❤ Saturday, June 07, 2008
why am i blogging at this time?
cos i cant fall back asleep.
why?
cos i woke up with such a bad dream.
it was so bad,
that i really cried while sleeping till i actually woke up..
and den i cried some more.
only realising it was just a dream.
stupid dream..
still fresh in my mind.
the ache still lingering in my heart.
it felt so real..
the lies, the deception..
and there was no remorse or guilt.
thank gawd it was just a dream.
i'll be even more upset if it wasnt.
=(
i dont understand.
why do humans have to cheat on their counter parts?

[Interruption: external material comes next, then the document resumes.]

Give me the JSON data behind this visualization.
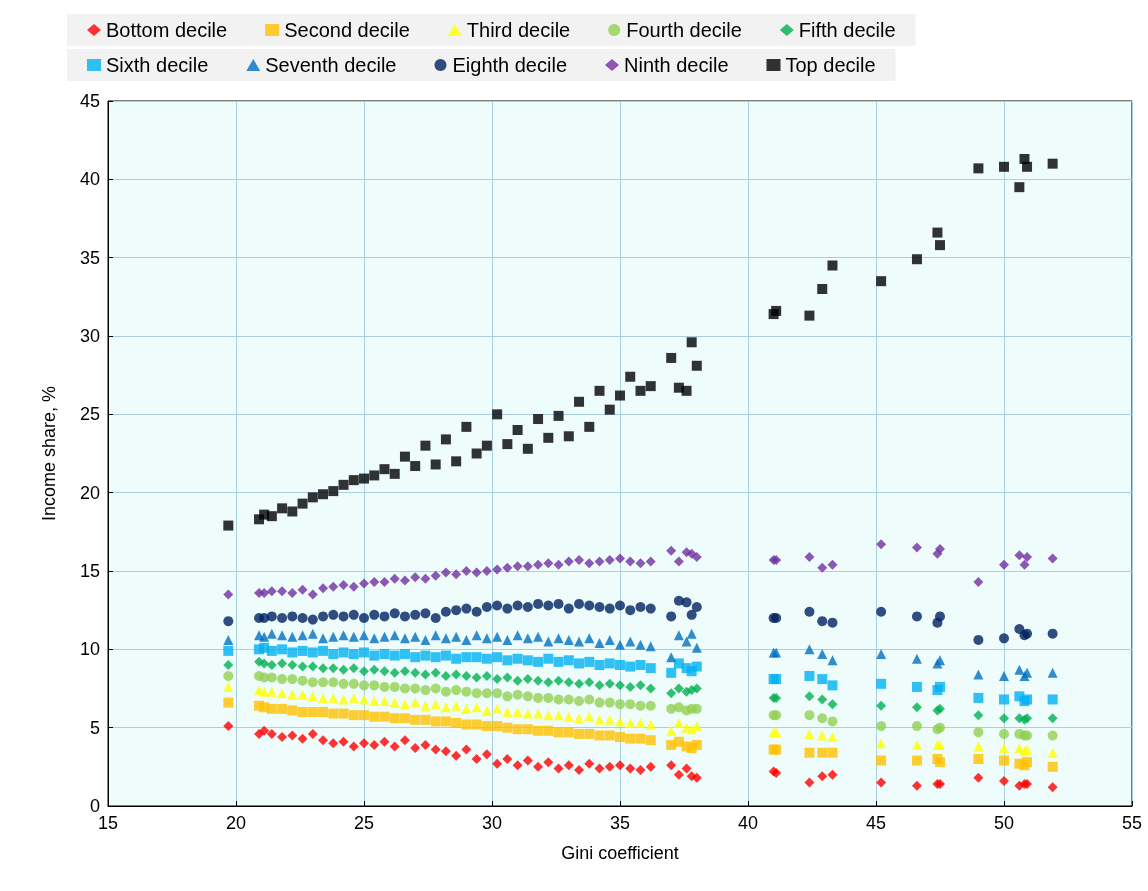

be it lust with the eyes, or really having a scandal,
betrayal is betrayal.
in the bible it says that even lusting a woman with your eyes is already a
SIN & an act of
ADULTERY.is not one woman already a hassle?
or is she not good enough?
if she isnt, den why bother being with her?
(i can never understand that part abt men. =/)how could one just pretend nothing has happen?
why is there often no remorse or guilt?
or maybe she's too good for you that you dont realise what you've got till
YOU LOSE IT, loser..
i hate this.
i hate people who does all these sort of things.
the law should implant a new rule,
that any male that cheats on a woman have his balls squeezed till flat & his kuku castrated.and you ask,
what about the female?
well, i'll leave to you to decide..
(yes, i do know of females who cheat on their male species)but to me,
males have the frequent tendency to do it more den a female.
maybe its cos im a female,
or probably i'll never stoop so low.
im loyal & when i give my heart to someone, i really do.
call me a feminist.
i dont care..
stupid dream.
i hate you.
i wish i had the power to control dreams.
i'll erase you.
& den i'll probably still be peacefully asleep now.